ECLI:NL:CRVB:2013:2170
Centrale Raad van Beroep
- Hoger beroep
- Rechtspraak.nl
Herbeoordeling van de intrekking van WAO-uitkering en de toepassing van artikel 4:6 Awb
In deze zaak heeft appellante, die als telefoniste/receptioniste heeft gewerkt, verzocht om herziening van de intrekking van haar WAO-uitkering per 10 september 2004. Het UWV had eerder, op basis van medische gegevens, vastgesteld dat appellante minder dan 15% arbeidsongeschikt was en had haar uitkering ingetrokken. Appellante heeft in 2009 een verzoek ingediend om terug te komen op deze intrekking, maar het UWV heeft dit verzoek afgewezen, stellende dat er geen nieuwe feiten of omstandigheden waren die een herbeoordeling rechtvaardigden. De rechtbank Utrecht had eerder het beroep van appellante ongegrond verklaard, wat leidde tot het hoger beroep bij de Centrale Raad van Beroep.

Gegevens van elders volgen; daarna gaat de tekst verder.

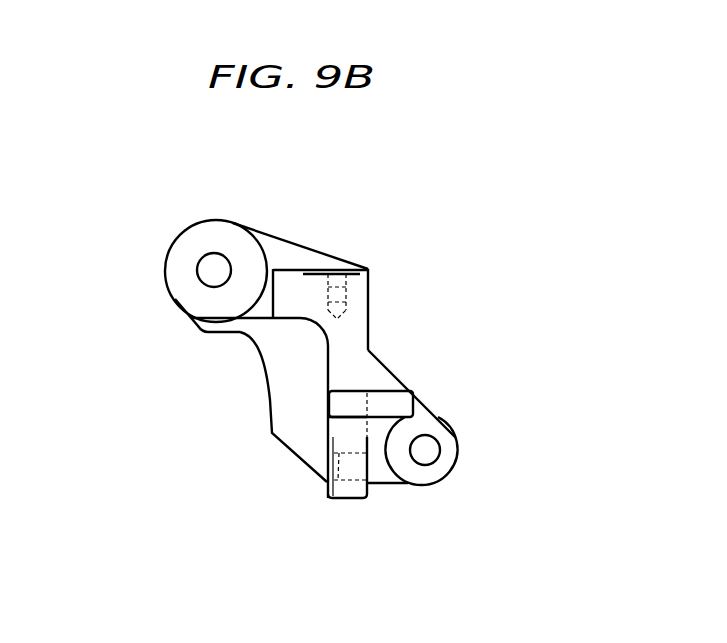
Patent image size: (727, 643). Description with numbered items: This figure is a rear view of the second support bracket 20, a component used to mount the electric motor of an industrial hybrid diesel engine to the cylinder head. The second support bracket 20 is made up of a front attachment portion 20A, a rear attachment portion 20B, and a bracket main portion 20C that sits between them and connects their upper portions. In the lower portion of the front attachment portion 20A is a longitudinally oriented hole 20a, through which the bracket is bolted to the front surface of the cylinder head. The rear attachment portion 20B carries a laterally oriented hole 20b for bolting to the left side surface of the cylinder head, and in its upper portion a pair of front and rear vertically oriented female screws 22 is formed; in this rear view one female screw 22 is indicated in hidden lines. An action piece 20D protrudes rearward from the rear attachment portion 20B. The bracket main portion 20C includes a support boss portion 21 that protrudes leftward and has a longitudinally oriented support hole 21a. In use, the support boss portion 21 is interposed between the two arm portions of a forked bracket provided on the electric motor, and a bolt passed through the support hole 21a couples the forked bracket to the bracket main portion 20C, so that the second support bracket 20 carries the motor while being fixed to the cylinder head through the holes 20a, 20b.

The second support bracket 20 is at (387, 243).
The front attachment portion 20A is at (286, 425).
The rear attachment portion 20B is at (390, 370).
The bracket main portion 20C is at (272, 240).
The action piece 20D is at (343, 403).
The longitudinally oriented hole 20a is at (426, 456).
The laterally oriented hole 20b is at (328, 500).
The support boss portion 21 is at (170, 289).
The support hole 21a is at (210, 262).
The female screw 22 is at (328, 291).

De Centrale Raad van Beroep heeft de zaak beoordeeld en geconcludeerd dat het UWV terecht heeft vastgesteld dat er geen nieuwe feiten of omstandigheden waren die de intrekking van de uitkering konden rechtvaardigen. Appellante had aangevoerd dat de diagnose Postural Orthostatic Tachycardia Syndrome (POTS) in 2009 een nieuw feit was, maar de Raad oordeelde dat deze diagnose niet relevant was voor de situatie in 2004, toen de uitkering werd ingetrokken. De Raad benadrukte dat het bestuursorgaan bevoegd is om een herhaalde aanvraag inhoudelijk te behandelen, maar dat dit niet betekent dat eerdere besluiten niet in acht genomen moeten worden.
De Raad heeft ook het beroep van appellante op artikel 6 van het EVRM beoordeeld en geconcludeerd dat er geen schending van dit artikel was. Aangezien appellante geen rechtsmiddelen had aangewend tegen het besluit van 11 april 2006, was dit besluit in rechte vast komen te staan. De Raad bevestigde de eerdere uitspraak van de rechtbank en wees de verzoeken van appellante af.